Karl Pillemer, PhD, dalam bukunya yang berjudul “30 Lessons for Living”, manyatakan beberapa point-point menarik supaya hidup bahagia dalam pekerjaan dan bisa betah, yaitu:

1. Choose the career for the intrinsic rewards, not the financial ones.
Kesalahan karir terbesar yang orang buat adalah dengan memilih profesi berdasarkan potential earnings. Passion dan adanya rasa akan sebuah tujuan mulia untuk sebuah pekerjaan lebih menendang daripada gaji yang lebih besar saja.

2. Don’t give up on looking for a job that makes you happy
Menurut para experts, kegigihan adalah kunci untuk mendapatkan pekerjaan yang kita cintai. Jangan terlalu mudah menyerah ya!

3. Make the most of a bad job
Jika kita mendapati diri kita dalam situasi pekerjaan yang kurang ideal, janglah kita menyia-nyiakan pengalam tersebut. Karena kebanyakan experts mendapatkan pembelajaran dari pekerjaan-pekerjaan yang kurang baik.

4. Emotional Intelligence trumps every other kind.
Bangunlah interpersonal skills jika kita mau sukses dalam dunia pekerjaan. Bahkan bagi orang-orang yang dalam profesi yang sangat teknispun, karir mereka akan terlempar jika kurang emotional intelligence.

5. Everyone needs autonomy
Kepuasan karir sering bergantung kepada berapa otonom kita dalam pekerjaan kita. Carilah kebebasan dalam membuat keputusan dan bergeraklah kepada arah yang membuat kita tertarik tanpa banyak campur tangan dan kontrol dari atasan.

Seberapa bahagia dan betah kita dalam karir dan pekerjaan kita?

#Diambil dari buku “30 Lessons for Living”

Fasting and reading book “fail, fail again, fail better”

Hari Senin kemaren, untuk yang ke-6 kali (dari total 17 kali) saya kembali melakukan ritual puasa dengan tidak makan selama 12 jam dan hanya minum.

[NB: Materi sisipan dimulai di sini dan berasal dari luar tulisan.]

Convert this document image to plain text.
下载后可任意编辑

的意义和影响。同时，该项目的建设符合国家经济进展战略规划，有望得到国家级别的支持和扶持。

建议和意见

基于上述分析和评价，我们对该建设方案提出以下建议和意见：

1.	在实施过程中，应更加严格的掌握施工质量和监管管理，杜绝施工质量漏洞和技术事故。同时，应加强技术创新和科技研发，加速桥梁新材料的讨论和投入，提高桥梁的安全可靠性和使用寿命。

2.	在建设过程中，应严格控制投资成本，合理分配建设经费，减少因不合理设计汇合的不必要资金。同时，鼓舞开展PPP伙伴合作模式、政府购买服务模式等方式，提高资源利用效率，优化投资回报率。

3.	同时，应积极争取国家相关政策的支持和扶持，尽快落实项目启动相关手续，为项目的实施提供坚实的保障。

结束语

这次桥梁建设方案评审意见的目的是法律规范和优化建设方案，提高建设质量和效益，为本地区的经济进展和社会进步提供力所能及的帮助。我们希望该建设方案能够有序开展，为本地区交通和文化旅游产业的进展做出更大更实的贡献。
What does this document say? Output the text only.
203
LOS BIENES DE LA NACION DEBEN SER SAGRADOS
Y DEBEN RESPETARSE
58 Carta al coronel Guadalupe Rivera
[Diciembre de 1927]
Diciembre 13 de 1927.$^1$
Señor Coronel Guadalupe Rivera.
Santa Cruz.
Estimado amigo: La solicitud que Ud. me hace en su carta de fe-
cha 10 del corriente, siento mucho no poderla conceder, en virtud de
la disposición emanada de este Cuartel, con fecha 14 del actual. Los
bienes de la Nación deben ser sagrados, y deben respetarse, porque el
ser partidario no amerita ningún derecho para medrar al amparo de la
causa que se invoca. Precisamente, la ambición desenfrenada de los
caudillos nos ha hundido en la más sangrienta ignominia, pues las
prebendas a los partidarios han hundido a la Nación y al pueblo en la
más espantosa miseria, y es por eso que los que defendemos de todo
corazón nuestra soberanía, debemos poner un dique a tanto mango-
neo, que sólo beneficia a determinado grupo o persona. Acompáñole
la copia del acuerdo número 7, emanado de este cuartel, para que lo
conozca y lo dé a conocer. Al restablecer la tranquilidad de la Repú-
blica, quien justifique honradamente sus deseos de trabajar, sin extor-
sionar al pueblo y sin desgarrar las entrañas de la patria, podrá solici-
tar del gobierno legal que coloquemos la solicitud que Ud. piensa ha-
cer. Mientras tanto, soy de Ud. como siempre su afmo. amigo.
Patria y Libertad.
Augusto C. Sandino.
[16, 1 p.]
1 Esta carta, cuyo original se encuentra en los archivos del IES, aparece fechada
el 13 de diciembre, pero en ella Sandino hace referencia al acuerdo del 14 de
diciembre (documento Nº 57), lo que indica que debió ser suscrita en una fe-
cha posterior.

Hari Sabtu kemaren setelah dapat advise dari blog Seth Godin, saya purchased buku yang berjudul “Fail, Fail Again, Fail Better” karya Pema Chödrön. Dan dengan semangatnya buku yang unik dan jumlah halamannya cuma 100-an lebih saya selesaikan dalam 2 jam.

Ada satu cerita yang menarik yang saya dapatkan dari buku tersebut yaitu:
“Di suatu kampung di dataran Tibet, ada sebuah keluarga yeng terdiri dari seorang Bapak, Ibu dan seorang anak laki-laki. Mereka memiliki seekor kuda jantan. Pada suatu hari kuda jantannya lari pergi meninggalkan mereka. Kata sang Ibu: :Wah, sial ya? Kita sudah kehilangan kuda satu-satunya.” Kata sang Bapak: “May be yes, may be no”.
Setelah beberapa minggu, sang kuda jantan datang kembali dan membawa seekor kuda betina yang ternyata adalah pasangannya. Kuda betina ini sangat liar dan susah untuk dijinakkan. Sang anak lelaki berkata dia mau naik kuda betina tersebut untuk menjinakkannya. Sang anak lak-laki pun naik dan menjinakkan kuda betina tersebut. Ternyata dia tidak sanggup dan terlempar dari atas kuda betina tersebut sampai kakinya patah. Lalu kata sang Ibu: “Wah, kuda betina ini membawa sial ya?”. Tetapi kembali sang Bapak berkata: “May be yes, may be no”.
Dalam tiga bulan karena dalam kondisi perang, Jenderal perang pun mengumumkan bahwa semua anak laki-laki harus wajib ikut perang. Nah, sunggu beruntung keluarga ini karena anak laki-lakinya tidak perlu ikut berperang karena sedang cidera patah kaki… 🙂

Bagaimana cara kita menanggapi kejadian-kejadian dalam hidup kita? Apakah tetap positif?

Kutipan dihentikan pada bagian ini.